2. The reagent according to claim 1, characterized in that, The oxygen-generating agent includes metal-peroxide salts and / or hydrogen peroxide complexes; Preferably, the oxygen-generating agent includes at least one of urea peroxide, calcium peroxide, calcium hydroxide, magnesium peroxide, sodium percarbonate, and internal peroxide.

3. The reagent according to claim 1, characterized in that, The catalyst includes at least one of enzyme compounds, halides, and metal oxides; Preferably, the catalyst comprises at least one selected from catalase, iodide, manganese dioxide, iron(III), silver and dichromate.

4. The reagent according to any one of claims 1 to 3, characterized in that: The concentration of the oxygen-generating agent is 10 mg / mL to 100 mg / mL, and / or The concentration of the catalyst is 0.5 mg / mL to 100 mg / mL.

5. The reagent according to any one of claims 1 to 4, characterized in that: The sample to be tested is cerebrospinal fluid, whole blood, serum, or plasma; and / or, The target molecules to be tested are selected from neurofilament light chains, glial fibrous acidic proteins, ubiquitin carboxyl-terminal hydrolases, or laminin.

6. The reagent according to any one of claims 1 to 5, characterized in that, The immunoassay reagent is a photo-induced chemiluminescence assay reagent, which includes: A luminescent reagent includes luminescent microparticles and a first biomolecule bound thereto, wherein the luminescent microparticles are capable of reacting with reactive oxygen species to generate a detectable light signal; The labeling reagent includes a tag-labeled second biomolecule; wherein both the first biomolecule and the second biomolecule are capable of specifically binding to the target molecule in the test sample. Preferably, it also includes a donor reagent, which can convert ground-state oxygen into reactive oxygen under laser irradiation of a certain wavelength; More preferably, the donor reagent comprises photosensitive microparticles filled with a photosensitive substance.

7. A method for detecting neurodegenerative markers according to any one of claims 1 to 6, characterized in that, The method includes: After the sample to be tested and the immunoassay reagent are mixed and reacted, an oxygen-generating agent and a catalyst are added, and the amount of emitted photons is measured to obtain the light signal value.

8. The detection method according to claim 7, characterized in that, The specific steps include: S1. Mix the sample to be tested with the immunoassay reagent, and incubate for the first time to obtain the first reaction solution; S2. The oxygen-generating agent and catalyst are added to the first reaction solution, and the second reaction solution is obtained after a second incubation. S3. The second reaction solution is irradiated with excitation light, and the light signal is detected.

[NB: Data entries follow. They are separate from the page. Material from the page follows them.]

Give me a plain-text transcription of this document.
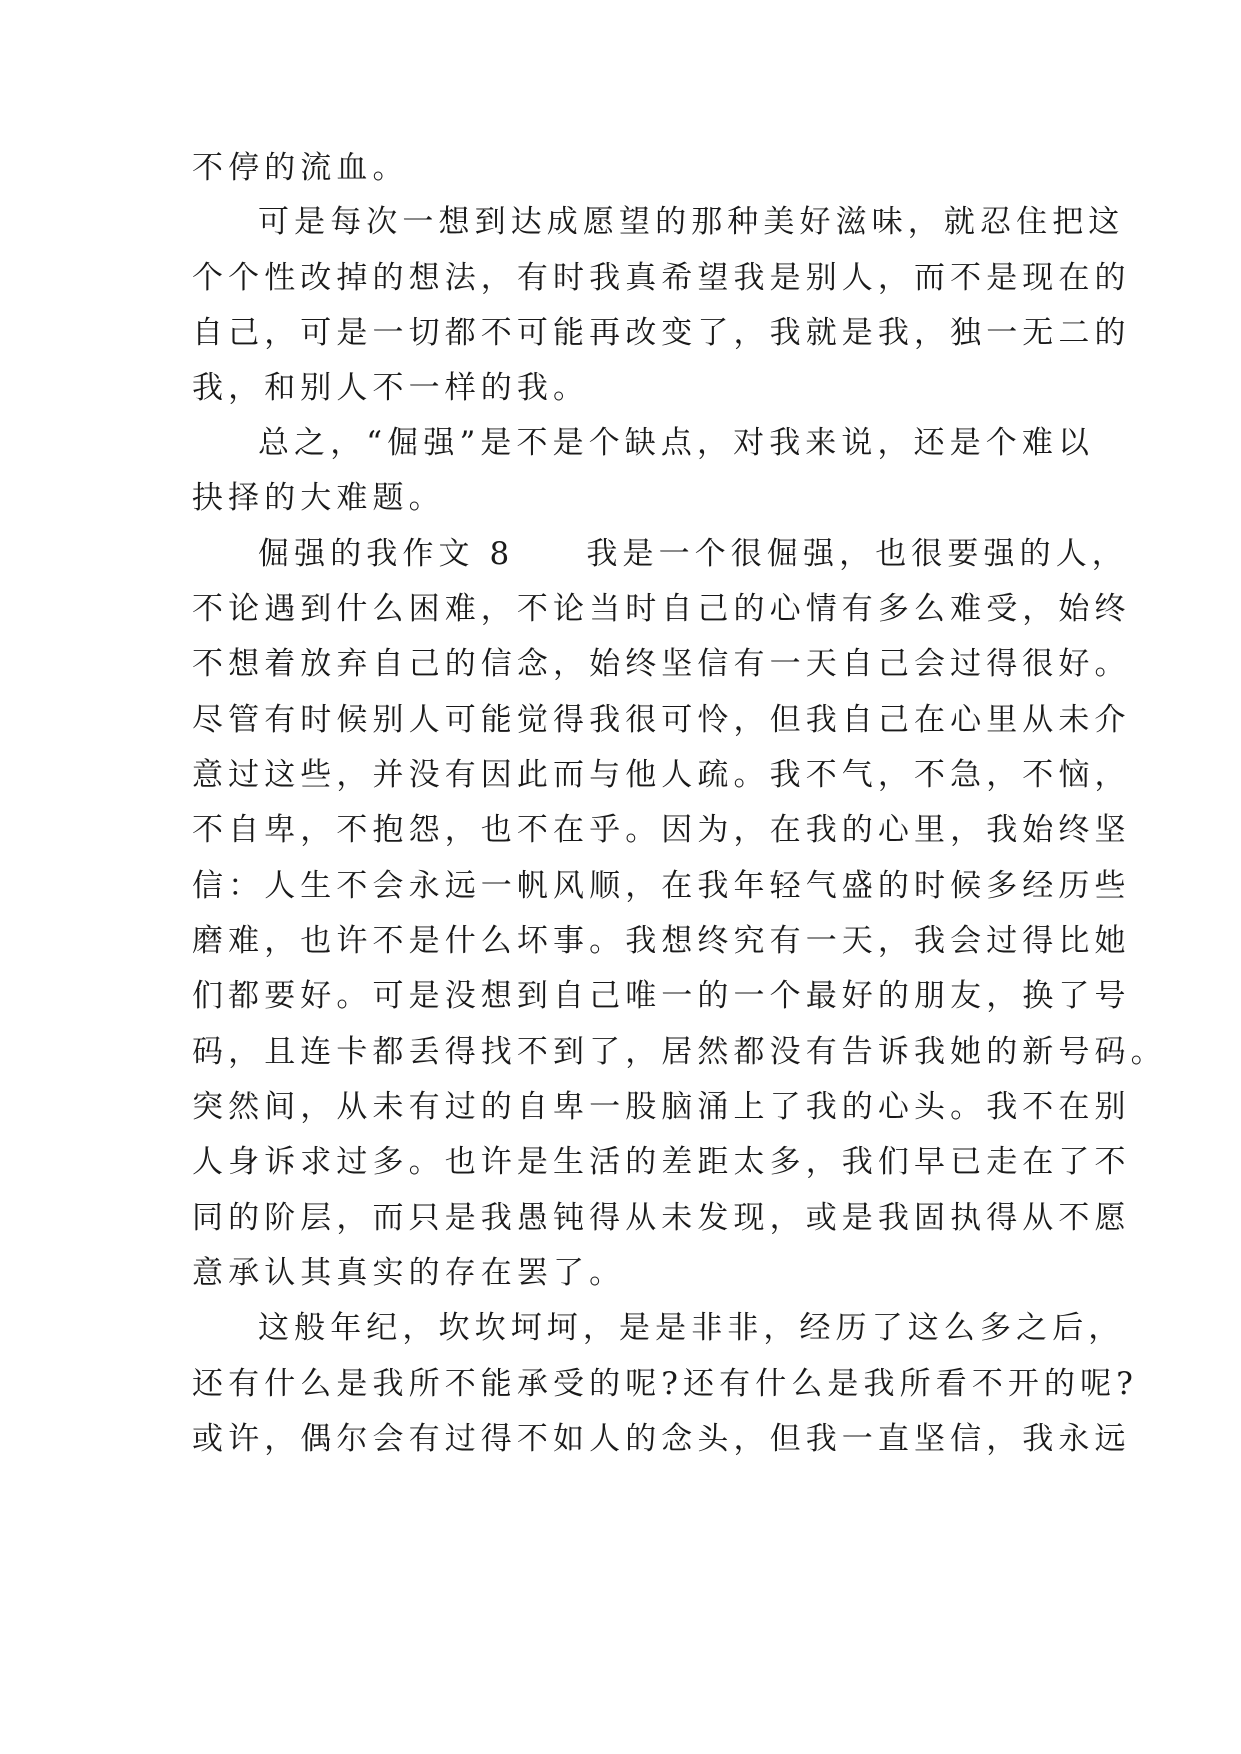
不停的流血。
可是每次一想到达成愿望的那种美好滋味，就忍住把这
个个性改掉的想法，有时我真希望我是别人，而不是现在的
自己，可是一切都不可能再改变了，我就是我，独一无二的
我，和别人不一样的我。
总之，“倔强”是不是个缺点，对我来说，还是个难以
抉择的大难题。
倔强的我作文 8 我是一个很倔强，也很要强的人，
不论遇到什么困难，不论当时自己的心情有多么难受，始终
不想着放弃自己的信念，始终坚信有一天自己会过得很好。
尽管有时候别人可能觉得我很可怜，但我自己在心里从未介
意过这些，并没有因此而与他人疏。我不气，不急，不恼，
不自卑，不抱怨，也不在乎。因为，在我的心里，我始终坚
信：人生不会永远一帆风顺，在我年轻气盛的时候多经历些
磨难，也许不是什么坏事。我想终究有一天，我会过得比她
们都要好。可是没想到自己唯一的一个最好的朋友，换了号
码，且连卡都丢得找不到了，居然都没有告诉我她的新号码。
突然间，从未有过的自卑一股脑涌上了我的心头。我不在别
人身诉求过多。也许是生活的差距太多，我们早已走在了不
同的阶层，而只是我愚钝得从未发现，或是我固执得从不愿
意承认其真实的存在罢了。
这般年纪，坎坎坷坷，是是非非，经历了这么多之后，
还有什么是我所不能承受的呢?还有什么是我所看不开的呢?
或许，偶尔会有过得不如人的念头，但我一直坚信，我永远
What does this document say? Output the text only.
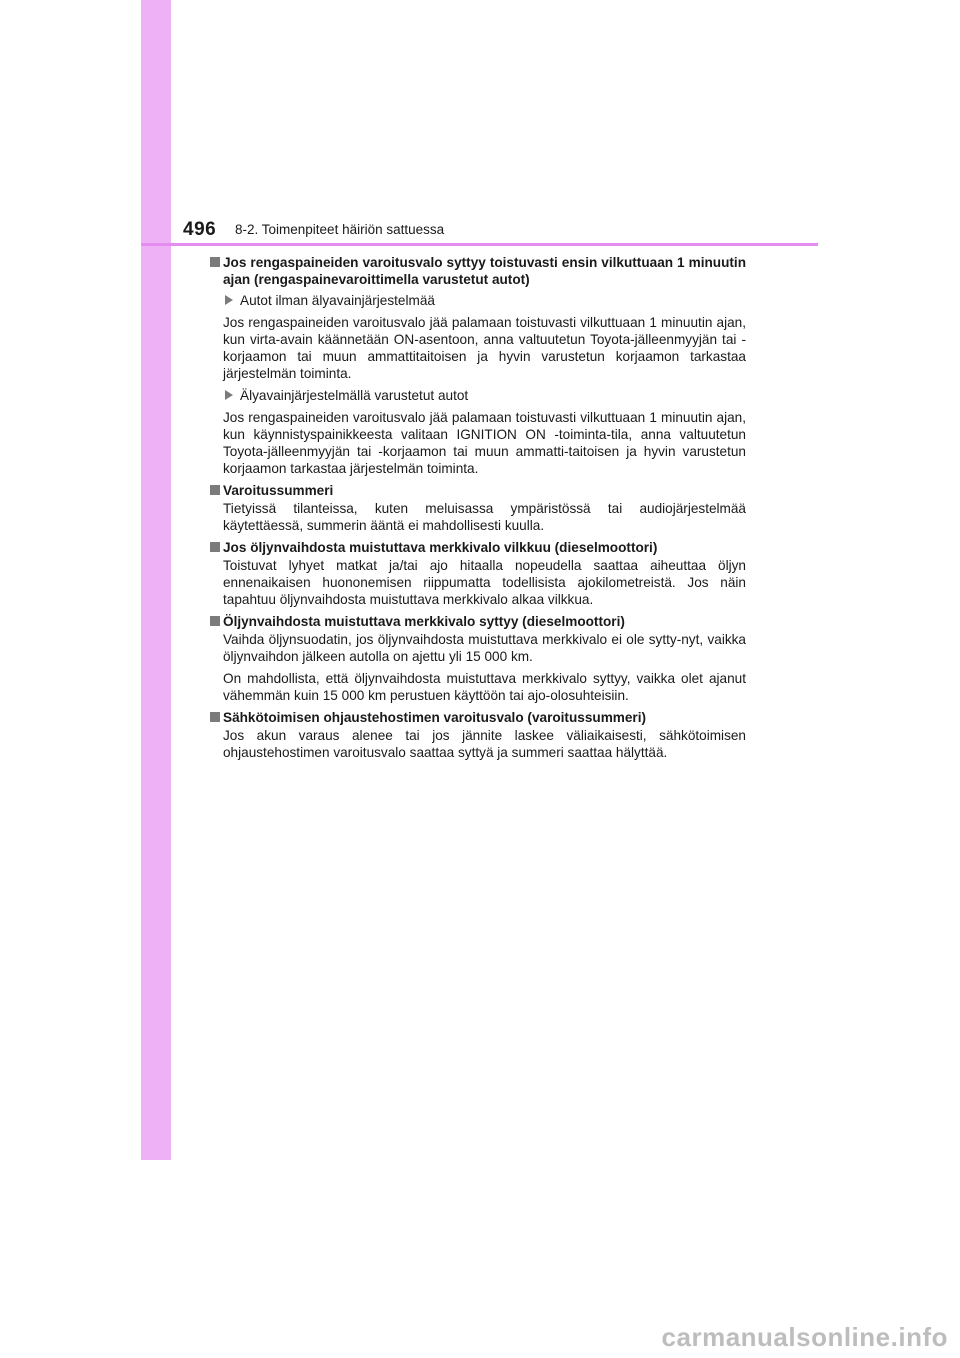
496 8-2. Toimenpiteet häiriön sattuessa
Jos rengaspaineiden varoitusvalo syttyy toistuvasti ensin vilkuttuaan 1 minuutin ajan (rengaspainevaroittimella varustetut autot)
Autot ilman älyavainjärjestelmää

Jos rengaspaineiden varoitusvalo jää palamaan toistuvasti vilkuttuaan 1 minuutin ajan, kun virta-avain käännetään ON-asentoon, anna valtuutetun Toyota-jälleenmyyjän tai -korjaamon tai muun ammattitaitoisen ja hyvin varustetun korjaamon tarkastaa järjestelmän toiminta.

Älyavainjärjestelmällä varustetut autot

Jos rengaspaineiden varoitusvalo jää palamaan toistuvasti vilkuttuaan 1 minuutin ajan, kun käynnistyspainikkeesta valitaan IGNITION ON -toiminta-tila, anna valtuutetun Toyota-jälleenmyyjän tai -korjaamon tai muun ammatti-taitoisen ja hyvin varustetun korjaamon tarkastaa järjestelmän toiminta.

Varoitussummeri

Tietyissä tilanteissa, kuten meluisassa ympäristössä tai audiojärjestelmää käytettäessä, summerin ääntä ei mahdollisesti kuulla.

Jos öljynvaihdosta muistuttava merkkivalo vilkkuu (dieselmoottori)

Toistuvat lyhyet matkat ja/tai ajo hitaalla nopeudella saattaa aiheuttaa öljyn ennenaikaisen huononemisen riippumatta todellisista ajokilometreistä. Jos näin tapahtuu öljynvaihdosta muistuttava merkkivalo alkaa vilkkua.

Öljynvaihdosta muistuttava merkkivalo syttyy (dieselmoottori)

Vaihda öljynsuodatin, jos öljynvaihdosta muistuttava merkkivalo ei ole sytty-nyt, vaikka öljynvaihdon jälkeen autolla on ajettu yli 15 000 km.

On mahdollista, että öljynvaihdosta muistuttava merkkivalo syttyy, vaikka olet ajanut vähemmän kuin 15 000 km perustuen käyttöön tai ajo-olosuhteisiin.

Sähkötoimisen ohjaustehostimen varoitusvalo (varoitussummeri)

Jos akun varaus alenee tai jos jännite laskee väliaikaisesti, sähkötoimisen ohjaustehostimen varoitusvalo saattaa syttyä ja summeri saattaa hälyttää.

carmanualsonline.info
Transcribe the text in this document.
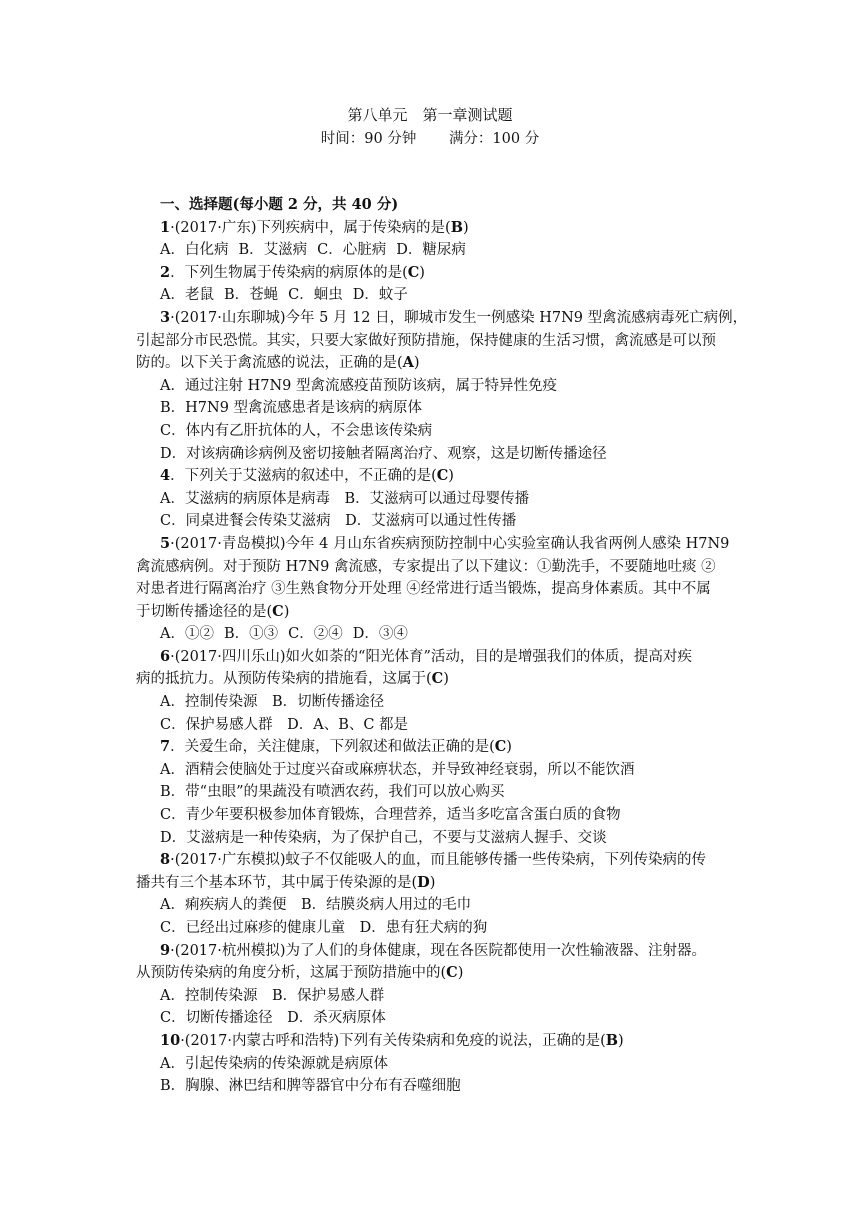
第八单元　第一章测试题
时间：90 分钟 满分：100 分
一、选择题(每小题 2 分，共 40 分)
1·(2017·广东)下列疾病中，属于传染病的是(B)
A．白化病 B．艾滋病 C．心脏病 D．糖尿病
2．下列生物属于传染病的病原体的是(C)
A．老鼠 B．苍蝇 C．蛔虫 D．蚊子
3·(2017·山东聊城)今年 5 月 12 日，聊城市发生一例感染 H7N9 型禽流感病毒死亡病例，
引起部分市民恐慌。其实，只要大家做好预防措施，保持健康的生活习惯，禽流感是可以预
防的。以下关于禽流感的说法，正确的是(A)
A．通过注射 H7N9 型禽流感疫苗预防该病，属于特异性免疫
B．H7N9 型禽流感患者是该病的病原体
C．体内有乙肝抗体的人，不会患该传染病
D．对该病确诊病例及密切接触者隔离治疗、观察，这是切断传播途径
4．下列关于艾滋病的叙述中，不正确的是(C)
A．艾滋病的病原体是病毒　B．艾滋病可以通过母婴传播
C．同桌进餐会传染艾滋病　D．艾滋病可以通过性传播
5·(2017·青岛模拟)今年 4 月山东省疾病预防控制中心实验室确认我省两例人感染 H7N9
禽流感病例。对于预防 H7N9 禽流感，专家提出了以下建议：①勤洗手，不要随地吐痰 ②
对患者进行隔离治疗 ③生熟食物分开处理 ④经常进行适当锻炼，提高身体素质。其中不属
于切断传播途径的是(C)
A．①② B．①③ C．②④ D．③④
6·(2017·四川乐山)如火如荼的“阳光体育”活动，目的是增强我们的体质，提高对疾
病的抵抗力。从预防传染病的措施看，这属于(C)
A．控制传染源　B．切断传播途径
C．保护易感人群　D．A、B、C 都是
7．关爱生命，关注健康，下列叙述和做法正确的是(C)
A．酒精会使脑处于过度兴奋或麻痹状态，并导致神经衰弱，所以不能饮酒
B．带“虫眼”的果蔬没有喷洒农药，我们可以放心购买
C．青少年要积极参加体育锻炼，合理营养，适当多吃富含蛋白质的食物
D．艾滋病是一种传染病，为了保护自己，不要与艾滋病人握手、交谈
8·(2017·广东模拟)蚊子不仅能吸人的血，而且能够传播一些传染病，下列传染病的传
播共有三个基本环节，其中属于传染源的是(D)
A．痢疾病人的粪便　B．结膜炎病人用过的毛巾
C．已经出过麻疹的健康儿童　D．患有狂犬病的狗
9·(2017·杭州模拟)为了人们的身体健康，现在各医院都使用一次性输液器、注射器。
从预防传染病的角度分析，这属于预防措施中的(C)
A．控制传染源　B．保护易感人群
C．切断传播途径　D．杀灭病原体
10·(2017·内蒙古呼和浩特)下列有关传染病和免疫的说法，正确的是(B)
A．引起传染病的传染源就是病原体
B．胸腺、淋巴结和脾等器官中分布有吞噬细胞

9. The method according to claim 8, characterized in that, The oxygen-generating agent and catalyst are premixed and then added to the first reaction solution; Preferably, the concentration ratio of the oxygen-generating agent and the catalyst premix is ​​(1-10):(1-20); more preferably, the concentration ratio of the premix is ​​10:

1. Preferably, the volume ratio of the oxygen-generating agent to the catalyst premix is ​​1:1; Preferably, the premixing time of the oxygen-generating agent and the catalyst is 1 to 10 minutes; more preferably, the premixing time is 3 minutes.

10. The method according to claim 9, characterized in that: The incubation temperature is the same for each incubation; preferably, the incubation temperature is 37-42°C; more preferably, it is 37°C.